The Adam Project

Directed by: Shawn Levy
Distributed by: Netflix

Written by Maria Athayde


“The Adam Project” is Netflix’s latest family-friendly sci-fi action-adventure project. This movie also marks the second collaboration between Ryan Reynolds and director Shawn Levy after the 2021 surprisingly fun gaming comedy “Free Guy”. Despite the typical comedy bits we have come to expect from Ryan Reynolds movies, “The Adam Project” balances those against a few more serious moments during its runtime. This combination of comedy and light drama hits the sweet spot as the type of movie experience that is not all-consuming but pleasant enough that you stay engaged.

On the surface, the premise of “The Adam Project” is simple it’s a time travel movie. If you dive a little deeper, the movie is also about grief, overcoming bitterness, and reconciling with family. During the journey, we accompany Adam (Ryan Reynolds) in 2050, as he attempts to travel back in time to confront his father, Louis (Mark Ruffalo), a quantum physicist involved with time travel. In 2050, Adam miscalculates his time jump and ends up in 2022 instead of 2018. During the 2022 timeline, we meet a younger version of Adam (Walker Scobell), who is still reeling from his father’s death and is horrible to his mother Ellie (Jennifer Garner), who is doing the best she can under challenging circumstances. To complete his mission and fix the timeline, Adam (Ryan Reynolds) enlists the help of his younger self (Walker Scobell) as they travel together back to 2018. During the 2018 timeline, Adam reunites with his wife Laura (Zoe Saldaña), a time traveler who disappeared and never made it back to 2050. During this timeline, our Adams get to “confront” their father and explain that his theory for time travel works but that he was betrayed by his business partner Maya (Catherine Keener).

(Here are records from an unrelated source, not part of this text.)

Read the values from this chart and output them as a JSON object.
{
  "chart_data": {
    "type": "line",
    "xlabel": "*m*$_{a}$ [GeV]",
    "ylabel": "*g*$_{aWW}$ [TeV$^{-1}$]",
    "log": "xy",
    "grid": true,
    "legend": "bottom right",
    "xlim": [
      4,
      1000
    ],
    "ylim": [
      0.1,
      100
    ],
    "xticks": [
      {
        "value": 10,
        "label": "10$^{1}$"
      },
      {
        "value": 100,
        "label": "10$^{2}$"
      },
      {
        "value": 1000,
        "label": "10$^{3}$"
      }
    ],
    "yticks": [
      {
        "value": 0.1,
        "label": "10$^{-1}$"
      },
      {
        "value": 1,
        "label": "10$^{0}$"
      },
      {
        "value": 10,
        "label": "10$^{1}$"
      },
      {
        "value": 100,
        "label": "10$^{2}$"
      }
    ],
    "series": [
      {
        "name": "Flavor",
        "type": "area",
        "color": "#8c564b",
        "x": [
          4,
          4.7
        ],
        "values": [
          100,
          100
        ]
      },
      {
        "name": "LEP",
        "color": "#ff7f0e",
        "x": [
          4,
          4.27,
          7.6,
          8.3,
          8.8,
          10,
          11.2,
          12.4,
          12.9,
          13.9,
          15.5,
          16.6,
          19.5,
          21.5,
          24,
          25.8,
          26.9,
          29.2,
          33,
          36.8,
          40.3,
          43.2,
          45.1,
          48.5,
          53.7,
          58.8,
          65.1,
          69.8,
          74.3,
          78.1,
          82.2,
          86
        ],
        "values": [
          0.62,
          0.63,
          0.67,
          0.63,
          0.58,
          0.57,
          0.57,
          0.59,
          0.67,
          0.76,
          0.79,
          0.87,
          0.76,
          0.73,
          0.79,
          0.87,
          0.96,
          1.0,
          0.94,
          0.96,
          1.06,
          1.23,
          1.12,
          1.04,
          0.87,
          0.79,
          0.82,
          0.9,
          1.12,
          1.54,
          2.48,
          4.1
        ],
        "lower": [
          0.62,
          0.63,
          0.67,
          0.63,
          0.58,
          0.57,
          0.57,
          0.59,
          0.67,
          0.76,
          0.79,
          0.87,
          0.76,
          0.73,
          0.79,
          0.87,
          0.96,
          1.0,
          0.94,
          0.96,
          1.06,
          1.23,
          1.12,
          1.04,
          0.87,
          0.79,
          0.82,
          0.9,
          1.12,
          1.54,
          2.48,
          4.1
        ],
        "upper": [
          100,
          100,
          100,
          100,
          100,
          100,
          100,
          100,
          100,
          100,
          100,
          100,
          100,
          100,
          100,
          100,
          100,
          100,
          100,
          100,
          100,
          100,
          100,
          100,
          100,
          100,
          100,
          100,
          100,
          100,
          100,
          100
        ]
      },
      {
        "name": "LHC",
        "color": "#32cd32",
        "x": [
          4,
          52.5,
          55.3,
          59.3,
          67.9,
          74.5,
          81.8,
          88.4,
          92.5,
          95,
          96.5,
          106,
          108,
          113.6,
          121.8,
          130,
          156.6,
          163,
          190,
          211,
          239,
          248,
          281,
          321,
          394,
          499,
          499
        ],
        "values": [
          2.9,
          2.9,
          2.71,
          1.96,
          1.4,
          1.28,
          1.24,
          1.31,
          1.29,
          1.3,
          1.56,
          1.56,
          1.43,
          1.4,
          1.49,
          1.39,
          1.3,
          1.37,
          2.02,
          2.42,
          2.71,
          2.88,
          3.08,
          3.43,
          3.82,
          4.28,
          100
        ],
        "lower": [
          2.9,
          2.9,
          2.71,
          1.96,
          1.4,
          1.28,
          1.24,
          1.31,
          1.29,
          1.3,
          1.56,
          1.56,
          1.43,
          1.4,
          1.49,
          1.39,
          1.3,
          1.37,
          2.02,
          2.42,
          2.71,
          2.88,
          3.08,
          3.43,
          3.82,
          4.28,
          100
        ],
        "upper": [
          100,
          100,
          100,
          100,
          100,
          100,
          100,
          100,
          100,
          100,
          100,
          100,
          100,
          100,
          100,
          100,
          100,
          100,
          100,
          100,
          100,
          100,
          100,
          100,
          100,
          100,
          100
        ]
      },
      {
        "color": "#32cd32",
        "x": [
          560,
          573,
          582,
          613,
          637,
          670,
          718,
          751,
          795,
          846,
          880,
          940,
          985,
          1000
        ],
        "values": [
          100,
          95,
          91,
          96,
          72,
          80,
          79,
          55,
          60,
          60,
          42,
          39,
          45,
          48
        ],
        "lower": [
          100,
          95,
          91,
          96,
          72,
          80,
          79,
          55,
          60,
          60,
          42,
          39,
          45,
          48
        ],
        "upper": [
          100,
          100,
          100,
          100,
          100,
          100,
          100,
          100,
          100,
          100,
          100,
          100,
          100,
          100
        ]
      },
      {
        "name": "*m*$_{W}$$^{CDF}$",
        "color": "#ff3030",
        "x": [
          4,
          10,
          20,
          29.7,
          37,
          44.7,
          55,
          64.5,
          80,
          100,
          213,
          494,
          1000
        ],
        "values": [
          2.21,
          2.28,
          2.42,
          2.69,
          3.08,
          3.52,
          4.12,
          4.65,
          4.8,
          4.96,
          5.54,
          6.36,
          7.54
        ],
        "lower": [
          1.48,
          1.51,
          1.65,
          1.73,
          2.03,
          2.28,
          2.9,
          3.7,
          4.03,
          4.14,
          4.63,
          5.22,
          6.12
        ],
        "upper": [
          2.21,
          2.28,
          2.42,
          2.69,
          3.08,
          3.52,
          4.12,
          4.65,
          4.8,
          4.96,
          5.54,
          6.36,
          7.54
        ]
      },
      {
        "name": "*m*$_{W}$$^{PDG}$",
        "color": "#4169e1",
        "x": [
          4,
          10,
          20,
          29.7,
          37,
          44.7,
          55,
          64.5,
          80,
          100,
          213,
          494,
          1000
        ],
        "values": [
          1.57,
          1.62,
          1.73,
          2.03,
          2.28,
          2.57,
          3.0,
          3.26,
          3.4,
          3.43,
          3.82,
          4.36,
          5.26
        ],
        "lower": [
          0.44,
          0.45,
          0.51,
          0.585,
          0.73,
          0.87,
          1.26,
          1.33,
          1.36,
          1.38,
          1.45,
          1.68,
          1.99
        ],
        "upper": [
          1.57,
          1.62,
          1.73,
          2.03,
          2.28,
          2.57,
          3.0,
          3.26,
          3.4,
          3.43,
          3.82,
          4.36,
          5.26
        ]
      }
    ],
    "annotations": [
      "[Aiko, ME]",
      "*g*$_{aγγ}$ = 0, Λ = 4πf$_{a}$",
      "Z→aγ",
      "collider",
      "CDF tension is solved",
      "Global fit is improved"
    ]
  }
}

The latter in the future has exploited his discovery for more nefarious purposes. I won’t spoil the rest for you, but this is the fundamental premise that guides our adventure.

For older audiences like me, what I appreciated most about this movie were the tiny little nods to movies in the pop culture zeitgeist. One scene between Ruffalo and Garner mirrors the couch scene they shared in “13 Going on 30”. There is also a fight scene that mimics the fighting style of “Guardians of the Galaxy.” In the context of the movie, these scenes work and never seem like a ripoff or too overbearing. In the past five years, there have been a few successful new entries into the time-travel and time-loop genre like “Happy Death Day” and “Palm Springs.” While it is so rare to recapture the magic of time travel and time loop movies of the mid-80s and 90s like “Back to the Future” and “Groundhog Day”; “The Adam Project” is a step in that direction even if it does not live up to its full potential.

“The Adam Project” Trailer

“The Adam Project” is streaming on Netflix.